11. The apparatus of claim 10, wherein the well treatment tool receives a treatment fluid via the flow bore.

12. The apparatus of claim 11, wherein the treatment fluid is a tracer, and wherein the well treatment tool comprises a tracer logging tool configured to measure a conductivity of at least one flow path in a treatment zone using the tracer.

13. The apparatus of 10, wherein the well treatment tool includes at least a pair of zone isolation members defining a treatment zone.

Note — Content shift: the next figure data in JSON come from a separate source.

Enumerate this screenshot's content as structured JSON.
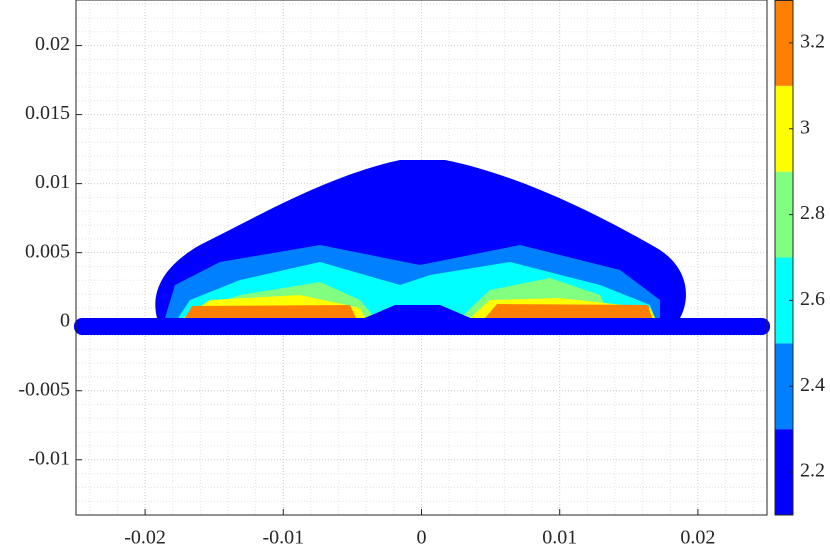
{
  "chart_data": {
    "type": "contour",
    "xlim": [
      -0.025,
      0.025
    ],
    "xticks": [
      -0.02,
      -0.01,
      0,
      0.01,
      0.02
    ],
    "ylim": [
      -0.014,
      0.0233
    ],
    "yticks": [
      -0.01,
      -0.005,
      0,
      0.005,
      0.01,
      0.015,
      0.02
    ],
    "grid": true,
    "colorbar": {
      "lim": [
        2.1,
        3.3
      ],
      "ticks": [
        2.2,
        2.4,
        2.6,
        2.8,
        3,
        3.2
      ],
      "levels": [
        2.1,
        2.3,
        2.5,
        2.7,
        2.9,
        3.1,
        3.3
      ],
      "colors": [
        "#0000ff",
        "#0080ff",
        "#00ffff",
        "#80ff80",
        "#ffff00",
        "#ff8000"
      ]
    }
  }
}
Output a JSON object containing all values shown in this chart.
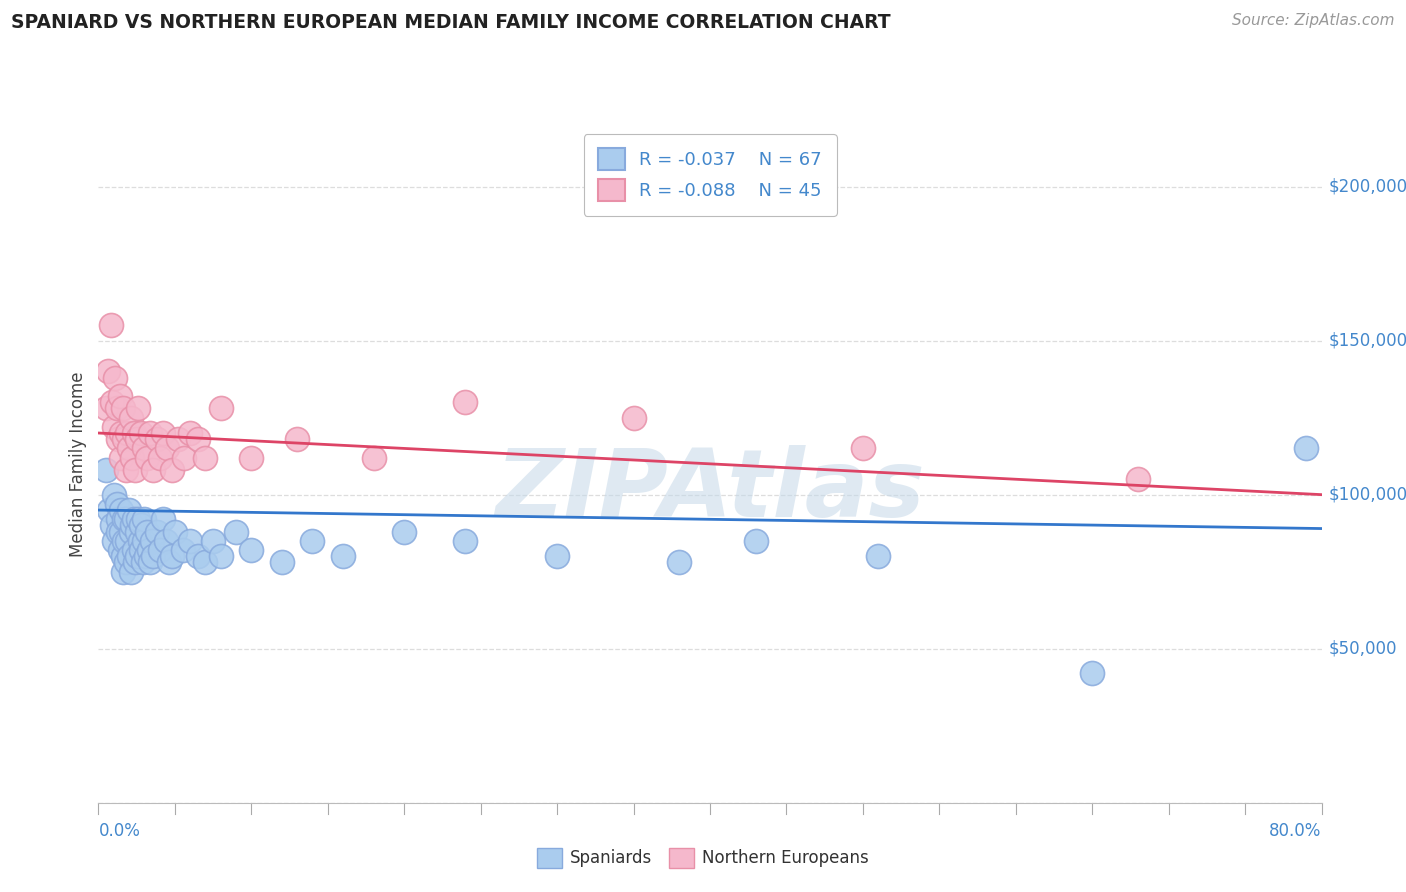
{
  "title": "SPANIARD VS NORTHERN EUROPEAN MEDIAN FAMILY INCOME CORRELATION CHART",
  "source": "Source: ZipAtlas.com",
  "ylabel": "Median Family Income",
  "xlim": [
    0.0,
    0.8
  ],
  "ylim": [
    0,
    220000
  ],
  "yticks": [
    0,
    50000,
    100000,
    150000,
    200000
  ],
  "ytick_labels": [
    "",
    "$50,000",
    "$100,000",
    "$150,000",
    "$200,000"
  ],
  "grid_color": "#dddddd",
  "background_color": "#ffffff",
  "spaniards_color": "#aaccee",
  "spaniards_edge_color": "#88aadd",
  "northern_color": "#f5b8cc",
  "northern_edge_color": "#e890a8",
  "spaniards_line_color": "#3377cc",
  "northern_line_color": "#dd4466",
  "legend_R1": "R = -0.037",
  "legend_N1": "N = 67",
  "legend_R2": "R = -0.088",
  "legend_N2": "N = 45",
  "watermark": "ZIPAtlas",
  "watermark_color": "#c5d8e8",
  "spaniards_x": [
    0.005,
    0.007,
    0.009,
    0.01,
    0.01,
    0.012,
    0.013,
    0.013,
    0.014,
    0.015,
    0.015,
    0.016,
    0.016,
    0.017,
    0.017,
    0.018,
    0.018,
    0.019,
    0.02,
    0.02,
    0.021,
    0.021,
    0.022,
    0.023,
    0.023,
    0.024,
    0.025,
    0.025,
    0.026,
    0.027,
    0.028,
    0.028,
    0.029,
    0.03,
    0.03,
    0.031,
    0.032,
    0.033,
    0.034,
    0.035,
    0.036,
    0.038,
    0.04,
    0.042,
    0.044,
    0.046,
    0.048,
    0.05,
    0.055,
    0.06,
    0.065,
    0.07,
    0.075,
    0.08,
    0.09,
    0.1,
    0.12,
    0.14,
    0.16,
    0.2,
    0.24,
    0.3,
    0.38,
    0.43,
    0.51,
    0.65,
    0.79
  ],
  "spaniards_y": [
    108000,
    95000,
    90000,
    100000,
    85000,
    97000,
    92000,
    88000,
    82000,
    95000,
    88000,
    80000,
    75000,
    92000,
    85000,
    78000,
    92000,
    85000,
    80000,
    95000,
    88000,
    75000,
    90000,
    82000,
    92000,
    78000,
    88000,
    80000,
    92000,
    85000,
    82000,
    90000,
    78000,
    85000,
    92000,
    80000,
    88000,
    82000,
    78000,
    85000,
    80000,
    88000,
    82000,
    92000,
    85000,
    78000,
    80000,
    88000,
    82000,
    85000,
    80000,
    78000,
    85000,
    80000,
    88000,
    82000,
    78000,
    85000,
    80000,
    88000,
    85000,
    80000,
    78000,
    85000,
    80000,
    42000,
    115000
  ],
  "northern_x": [
    0.005,
    0.006,
    0.008,
    0.009,
    0.01,
    0.011,
    0.012,
    0.013,
    0.014,
    0.015,
    0.015,
    0.016,
    0.017,
    0.018,
    0.019,
    0.02,
    0.021,
    0.022,
    0.023,
    0.024,
    0.025,
    0.026,
    0.028,
    0.03,
    0.032,
    0.034,
    0.036,
    0.038,
    0.04,
    0.042,
    0.045,
    0.048,
    0.052,
    0.056,
    0.06,
    0.065,
    0.07,
    0.08,
    0.1,
    0.13,
    0.18,
    0.24,
    0.35,
    0.5,
    0.68
  ],
  "northern_y": [
    128000,
    140000,
    155000,
    130000,
    122000,
    138000,
    128000,
    118000,
    132000,
    120000,
    112000,
    128000,
    118000,
    108000,
    120000,
    115000,
    125000,
    112000,
    120000,
    108000,
    118000,
    128000,
    120000,
    115000,
    112000,
    120000,
    108000,
    118000,
    112000,
    120000,
    115000,
    108000,
    118000,
    112000,
    120000,
    118000,
    112000,
    128000,
    112000,
    118000,
    112000,
    130000,
    125000,
    115000,
    105000
  ],
  "spaniards_trend_x": [
    0.0,
    0.8
  ],
  "spaniards_trend_y": [
    95000,
    89000
  ],
  "northern_trend_x": [
    0.0,
    0.8
  ],
  "northern_trend_y": [
    120000,
    100000
  ]
}
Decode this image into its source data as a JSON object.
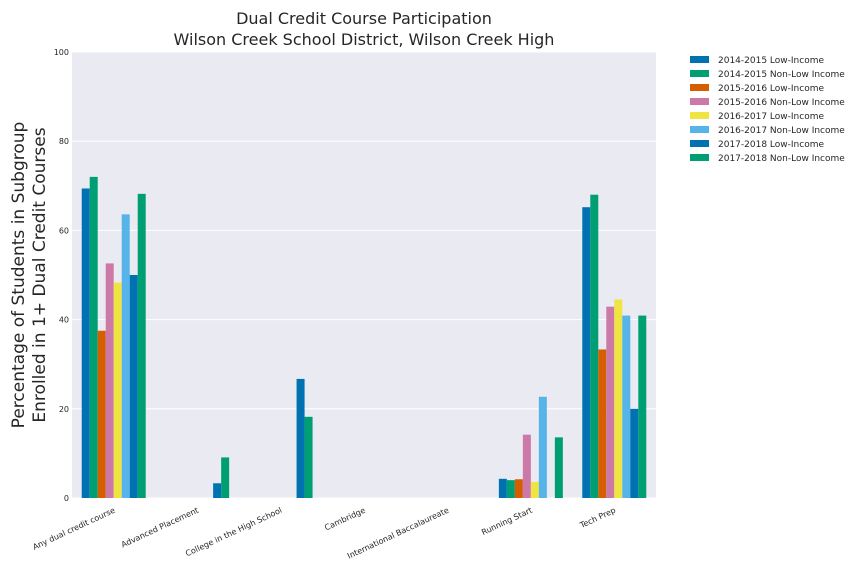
{
  "chart_data": {
    "type": "bar",
    "title": [
      "Dual Credit Course Participation",
      "Wilson Creek School District, Wilson Creek High"
    ],
    "xlabel": "",
    "ylabel": [
      "Percentage of Students in Subgroup",
      "Enrolled in 1+ Dual Credit Courses"
    ],
    "ylim": [
      0,
      100
    ],
    "yticks": [
      "0",
      "20",
      "40",
      "60",
      "80",
      "100"
    ],
    "grid": true,
    "legend_position": "outside-top-right",
    "categories": [
      "Any dual credit course",
      "Advanced Placement",
      "College in the High School",
      "Cambridge",
      "International Baccalaureate",
      "Running Start",
      "Tech Prep"
    ],
    "series": [
      {
        "name": "2014-2015 Low-Income",
        "color": "#0072B2",
        "values": [
          69.4,
          null,
          null,
          null,
          null,
          4.3,
          65.2
        ]
      },
      {
        "name": "2014-2015 Non-Low Income",
        "color": "#009E73",
        "values": [
          72.0,
          null,
          null,
          null,
          null,
          4.0,
          68.0
        ]
      },
      {
        "name": "2015-2016 Low-Income",
        "color": "#D55E00",
        "values": [
          37.5,
          null,
          null,
          null,
          null,
          4.2,
          33.3
        ]
      },
      {
        "name": "2015-2016 Non-Low Income",
        "color": "#CC79A7",
        "values": [
          52.6,
          null,
          null,
          null,
          null,
          14.2,
          42.9
        ]
      },
      {
        "name": "2016-2017 Low-Income",
        "color": "#F0E442",
        "values": [
          48.3,
          null,
          null,
          null,
          null,
          3.6,
          44.5
        ]
      },
      {
        "name": "2016-2017 Non-Low Income",
        "color": "#56B4E9",
        "values": [
          63.6,
          null,
          null,
          null,
          null,
          22.7,
          40.9
        ]
      },
      {
        "name": "2017-2018 Low-Income",
        "color": "#0072B2",
        "values": [
          50.0,
          3.3,
          26.7,
          null,
          null,
          null,
          20.0
        ]
      },
      {
        "name": "2017-2018 Non-Low Income",
        "color": "#009E73",
        "values": [
          68.2,
          9.1,
          18.2,
          null,
          null,
          13.6,
          40.9
        ]
      }
    ]
  }
}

14. A method of performing a downhole operation, comprising:

forming a testing volume in a wellbore using an isolator, the testing volume being at least partially defined by an inner surface of a wellbore tubular, the isolator being separated from the inner surface by a predetermined clearance;

moving the testing volume along the wellbore;

supplying a testing fluid to the testing volume at least at a flow rate that generates a pressure variance indicating fluid flow into at least one flow path of the wellbore tubular while the testing volume is moving and while allowing a portion of the testing fluid to flow through the predetermined clearance; and

identifying a location of the at least one flow path by estimating a pressure of the testing fluid in the moving testing volume.

15. The method of claim 14, wherein the pressure indicative of a testing volume pressure is measured at at least one of: (i) a surface location, and (ii) a downhole location.

16. The method of claim 14, further comprising performing a well treatment operation after identifying the location of at least one flow path.

17. The method of claim 16, further comprising comparing the identified location with a well history before performing the well treatment operation.

18. The method of claim 16, wherein the well treatment operation is at least one of: (i) a hydraulic fracturing operation, (ii) a well stimulation operation, (iii) a well tracer injection operation, (iv) a well intervention operation, and (v) a well cleaning operation.

19. The method of claim 16, further comprising positioning a well treatment tool used during the well treatment operation with reference to the identified location.